English football has been told it must introduce reforms within a year or the government will impose changes.
The ultimatum appears in a new report from the Commons Culture, Media and Sport Committee.
The MPs' report outlines concerns about financial management, the balance of power between the Premier League and the Football Association and the impact of significant risk-taking by owners.
Sports minister Hugh Robertson MP said: "We welcome the report."
Robertson, who once described football as "the worst-governed sport in Britain", added: "The report from the House of Commons Culture, Media and Sport committee (CMS) shows the will there is across Parliament for football to modernise and change for the better.

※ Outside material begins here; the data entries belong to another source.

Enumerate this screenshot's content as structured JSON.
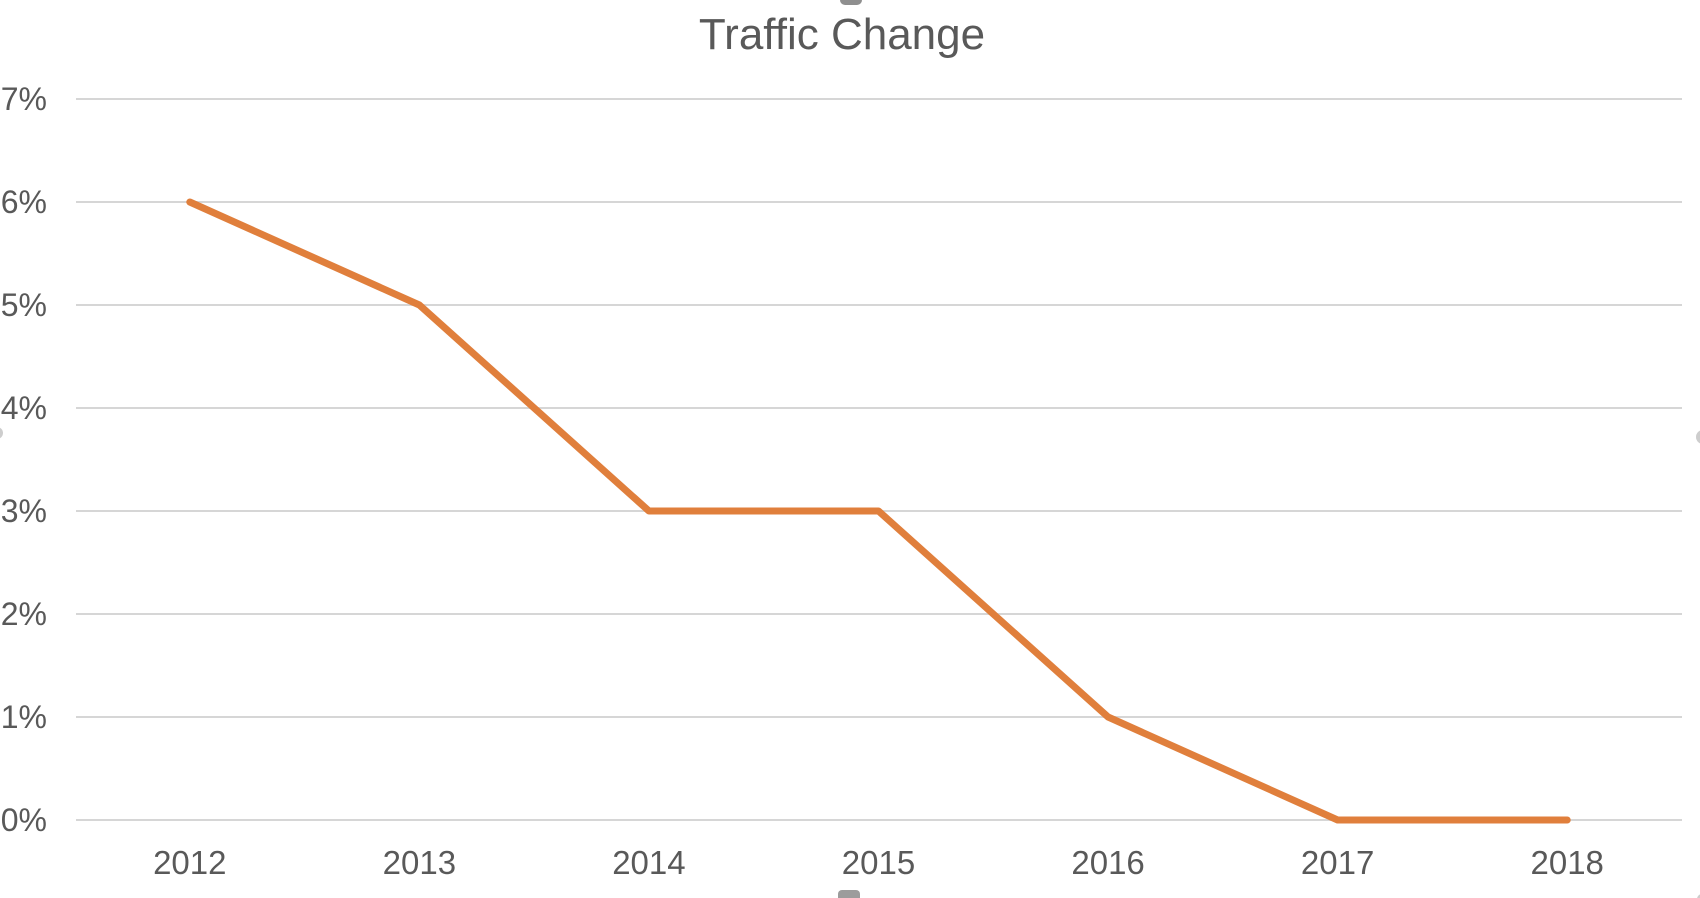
{
  "chart_data": {
    "type": "line",
    "title": "Traffic Change",
    "categories": [
      "2012",
      "2013",
      "2014",
      "2015",
      "2016",
      "2017",
      "2018"
    ],
    "series": [
      {
        "name": "Traffic Change",
        "values": [
          6,
          5,
          3,
          3,
          1,
          0,
          0
        ],
        "color": "#E07F3C"
      }
    ],
    "xlabel": "",
    "ylabel": "",
    "ylim": [
      0,
      7
    ],
    "ytick_step": 1,
    "ytick_labels": [
      "0%",
      "1%",
      "2%",
      "3%",
      "4%",
      "5%",
      "6%",
      "7%"
    ],
    "grid": "horizontal",
    "gridline_color": "#D6D6D6",
    "tick_label_color": "#595959",
    "title_color": "#595959",
    "legend_position": "none",
    "plot_background": "#ffffff"
  }
}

"We have been clear that we want the football authorities to carry out the reforms they promised by the start of the 2013-14 season - most notably around improved governance and diverse representation at the FA, the development of a licensing system and greater financial transparency.
"If football does not deliver then we will look at bringing forward legislation."
The FA, Premier League and Football League responded in a statement: "Significant headway has already been made on many of these proposed reforms, not least on sustainability and transparency.
"The remaining reform proposals are the subject of consultation within the game and we are confident that the necessary progress will be made."
The CMS committee issued its first report in July 2011. The government then responded, identifying three "immediate priorities" for action by football's power-brokers: a complete restructuring of the FA board, the implementation of an FA-administered licensing system for the professional game and significant changes to the make-up and processes of "football's parliament", the FA Council.
"While some progress has been achieved, much greater reform in football is needed to make the game inclusive, sustainable and driven from the grassroots, where it should be," said John Whittingdale MP, chairman of the committee.
"The proposals for reform so far simply don't address the fundamental problems: the licensing model, the way supporters are engaged at club level and the membership of the main board, which is not fully representative or able to balance interests adequately."
Some changes have been introduced, notably through Heather Rabbatts and Roger Devlin joining the FA board as non-executive independent members.
But a series of proposed reforms - billed as "extremely radical" and "progressive" - were rejected by the FA Council last October.
That followed more than a year of negotiations between the FA, the Premier League and the Football League to reach agreement on a joint proposal.
The reforms are believed to have faltered over fears they handed increased powers to the professional game and the FA executive.
The council also rejected a request to allow FA chairman David Bernstein to stay on in office past the automatic retirement age of 70, a decision that Mr Robertson has since described as "crazy."
Bernstein, appointed three years ago, has been praised for his leadership and his efforts to repair international relations following the fallout from England's failed bid to host the 2018 World Cup.
The FA has also, under his tenure, looked to tackle the recurring issue of racism by releasing a discrimination and inclusion action plan.
Today's report reinforces how the FA must now, in the midst of celebrations for its 150th anniversary, appoint a new leader and negotiate with football's stakeholders to introduce the necessary reforms that will ward off government intervention.
Many supporters' groups are also critical that governance of the professional game - and the requirements of any club licence system - would be administered by the FA but with the rules, crucially, left to the leagues to determine.
Establishing a policy on ticket prices, an issue highlighted recently by Manchester City returning 912 tickets to Arsenal after their fans baulked at paying £62 to attend, is just one area over which the FA would cede control under the current proposals.
Greater representation for supporters and tackling issues that concern them such as ownership and effective financial regulation is an issue critics hope can now be tackled.
"The involvement of fans is essential for the future vitality of the game and there is a worrying trend as financial interests take hold that the game is becoming remote from the communities from which the clubs originated," said Labour's shadow minister for sport, Clive Efford MP.
With many clubs facing perilous financial predicaments in recent years the committee also says measures to safeguard their future have not gone far enough.
"The financial proposals were hugely disappointing: the financial risk-taking by clubs is a threat to the sustainability of football as a family and community orientated game, which it should be," said Whittingdale.